We were living examples of what was going on in Afghanistan, and we also had knowledge of what could be done for the country.

We brought diverse perspectives. Eventually some of those Taliban members started realizing that we weren’t at the negotiation table as token women during those difficult moments.

We were there because we have views, we own our views, we have vision, we have perspectives. Challenges ranged from people judging my clothing and relationships to attacking my ideology.

I was facing opposition on all these levels, to the extent that I was targeted and injured twice by the Taliban. The last time was in 2020 when my right shoulder was injured. The wounds from physical attacks will heal.

But the wounds from being ignored as a woman for your gender, from being excluded and not being taken seriously—those will always remain with you. In my case, it gave me more reason to fight that injustice.

My way of tackling challenges was to be inside the challenge rather than escape it—to learn, find your way within it, and resolve it.

Be able to communicate and be patient. Most of the time, they try to touch the sensitive points of a woman, going very low in their criticism or in whatever they want to do against a woman.

This is when we have to go high. We have to demonstrate our best version and always be up to standard. That’s another reality for women in politics—you always have to be up to standard in terms of your outfit, your knowledge, your communication.

What I have learned is to find your way within the problem, to be patient and face the challenge, to develop thick skin. Escaping the challenge does not resolve it.

You need to face it, reflect, and then find your way forward. Don’t get disappointed, because there were days when I was so disappointed, so low in morale that I thought maybe this is my last day in politics. Why should I do this?
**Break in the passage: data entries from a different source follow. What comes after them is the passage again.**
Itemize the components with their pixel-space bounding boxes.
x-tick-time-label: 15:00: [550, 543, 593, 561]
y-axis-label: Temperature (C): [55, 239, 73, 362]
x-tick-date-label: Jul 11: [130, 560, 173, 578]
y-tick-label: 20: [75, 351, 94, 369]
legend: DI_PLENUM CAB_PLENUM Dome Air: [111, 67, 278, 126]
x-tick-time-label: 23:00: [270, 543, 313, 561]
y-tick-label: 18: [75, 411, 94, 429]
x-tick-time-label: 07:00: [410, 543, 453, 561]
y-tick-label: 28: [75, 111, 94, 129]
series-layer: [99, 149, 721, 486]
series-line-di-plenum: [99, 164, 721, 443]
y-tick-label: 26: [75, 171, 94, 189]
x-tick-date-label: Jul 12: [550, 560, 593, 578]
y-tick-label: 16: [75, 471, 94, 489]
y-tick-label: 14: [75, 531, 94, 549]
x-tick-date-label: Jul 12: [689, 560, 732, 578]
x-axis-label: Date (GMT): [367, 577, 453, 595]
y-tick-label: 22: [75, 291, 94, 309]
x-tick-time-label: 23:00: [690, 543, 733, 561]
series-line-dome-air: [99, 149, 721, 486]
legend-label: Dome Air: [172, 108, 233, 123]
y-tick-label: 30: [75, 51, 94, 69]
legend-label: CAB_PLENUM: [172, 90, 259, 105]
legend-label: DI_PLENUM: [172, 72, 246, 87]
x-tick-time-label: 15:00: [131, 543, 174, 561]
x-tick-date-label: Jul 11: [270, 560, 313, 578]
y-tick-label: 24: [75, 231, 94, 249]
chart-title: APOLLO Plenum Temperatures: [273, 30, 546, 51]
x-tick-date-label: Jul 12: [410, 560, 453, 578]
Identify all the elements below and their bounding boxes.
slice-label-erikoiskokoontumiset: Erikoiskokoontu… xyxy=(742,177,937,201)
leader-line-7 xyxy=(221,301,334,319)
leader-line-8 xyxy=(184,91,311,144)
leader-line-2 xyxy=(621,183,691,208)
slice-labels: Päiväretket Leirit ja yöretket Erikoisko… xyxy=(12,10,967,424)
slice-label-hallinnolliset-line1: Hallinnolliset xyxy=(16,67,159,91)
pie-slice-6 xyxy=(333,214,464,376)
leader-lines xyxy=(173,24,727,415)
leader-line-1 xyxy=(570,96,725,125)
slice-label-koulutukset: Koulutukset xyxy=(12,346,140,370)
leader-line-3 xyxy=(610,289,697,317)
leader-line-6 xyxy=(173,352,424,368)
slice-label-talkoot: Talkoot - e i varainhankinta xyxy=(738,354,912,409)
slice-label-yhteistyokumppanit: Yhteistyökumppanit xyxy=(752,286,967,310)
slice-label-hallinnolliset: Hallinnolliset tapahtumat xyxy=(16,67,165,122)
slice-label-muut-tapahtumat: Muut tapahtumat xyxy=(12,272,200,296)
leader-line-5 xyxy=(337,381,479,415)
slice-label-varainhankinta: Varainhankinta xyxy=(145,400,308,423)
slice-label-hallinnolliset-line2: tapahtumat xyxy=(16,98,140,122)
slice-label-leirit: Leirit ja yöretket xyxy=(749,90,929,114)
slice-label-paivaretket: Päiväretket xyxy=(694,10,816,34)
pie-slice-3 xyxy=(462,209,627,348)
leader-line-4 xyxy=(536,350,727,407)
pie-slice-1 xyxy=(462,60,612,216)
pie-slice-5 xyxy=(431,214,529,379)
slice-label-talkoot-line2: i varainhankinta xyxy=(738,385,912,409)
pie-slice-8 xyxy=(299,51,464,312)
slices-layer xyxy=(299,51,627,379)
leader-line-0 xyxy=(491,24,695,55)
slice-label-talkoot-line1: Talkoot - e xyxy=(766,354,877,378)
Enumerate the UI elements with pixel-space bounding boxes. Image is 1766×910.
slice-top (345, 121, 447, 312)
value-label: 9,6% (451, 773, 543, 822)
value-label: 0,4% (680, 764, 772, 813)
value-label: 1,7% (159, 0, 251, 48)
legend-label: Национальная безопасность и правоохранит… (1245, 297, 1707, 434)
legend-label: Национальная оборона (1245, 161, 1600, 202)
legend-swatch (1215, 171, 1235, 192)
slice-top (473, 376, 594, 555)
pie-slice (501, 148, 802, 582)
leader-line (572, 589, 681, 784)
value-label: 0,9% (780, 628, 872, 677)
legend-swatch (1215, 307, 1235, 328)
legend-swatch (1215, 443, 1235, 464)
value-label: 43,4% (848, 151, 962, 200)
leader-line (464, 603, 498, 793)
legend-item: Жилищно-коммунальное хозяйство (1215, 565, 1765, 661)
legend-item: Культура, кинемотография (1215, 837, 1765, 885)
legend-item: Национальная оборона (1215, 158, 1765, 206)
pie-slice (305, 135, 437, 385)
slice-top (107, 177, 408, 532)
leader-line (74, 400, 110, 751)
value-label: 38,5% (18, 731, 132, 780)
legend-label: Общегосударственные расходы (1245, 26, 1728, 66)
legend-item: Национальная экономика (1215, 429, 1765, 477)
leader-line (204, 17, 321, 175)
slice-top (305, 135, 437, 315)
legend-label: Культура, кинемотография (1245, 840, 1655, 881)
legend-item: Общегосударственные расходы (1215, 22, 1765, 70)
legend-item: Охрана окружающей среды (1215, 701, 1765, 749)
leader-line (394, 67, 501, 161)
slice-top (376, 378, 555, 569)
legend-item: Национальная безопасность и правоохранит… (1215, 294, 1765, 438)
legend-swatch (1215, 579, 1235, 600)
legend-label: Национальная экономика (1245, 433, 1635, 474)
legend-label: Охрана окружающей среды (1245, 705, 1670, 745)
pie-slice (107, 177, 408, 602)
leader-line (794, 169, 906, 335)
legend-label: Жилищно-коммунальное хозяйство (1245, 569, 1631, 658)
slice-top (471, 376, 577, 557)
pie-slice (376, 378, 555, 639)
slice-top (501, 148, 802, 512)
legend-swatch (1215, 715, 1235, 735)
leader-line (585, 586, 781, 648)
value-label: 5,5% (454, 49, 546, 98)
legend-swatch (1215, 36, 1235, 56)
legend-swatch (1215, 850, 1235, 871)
Why continue my activism? Why work on sensitive topics like human rights and women’s rights when in many parts of the world these are controversial? But the next day when I got the first phone call from a woman who needed my help, I remembered the needs of my people and the fact that I was probably doing good work—work that people opposing me were unhappy about.

When we are attacked with hateful speeches, or even physically in my case, I remember that the only weapon I have is my words.

My only weapons are my communication, my knowledge, my people, and the way I talk to them. If these radical groups are afraid of that, maybe I should strengthen it.

That is my experience and my takeaway. If you’re doing something truly good and your opponents take you so seriously that they try to put you down, then empower yourself more.

Strengthen yourself more. Strengthen those aspects that actually frighten and threaten your opposition or the person who is going to great lengths to silence you.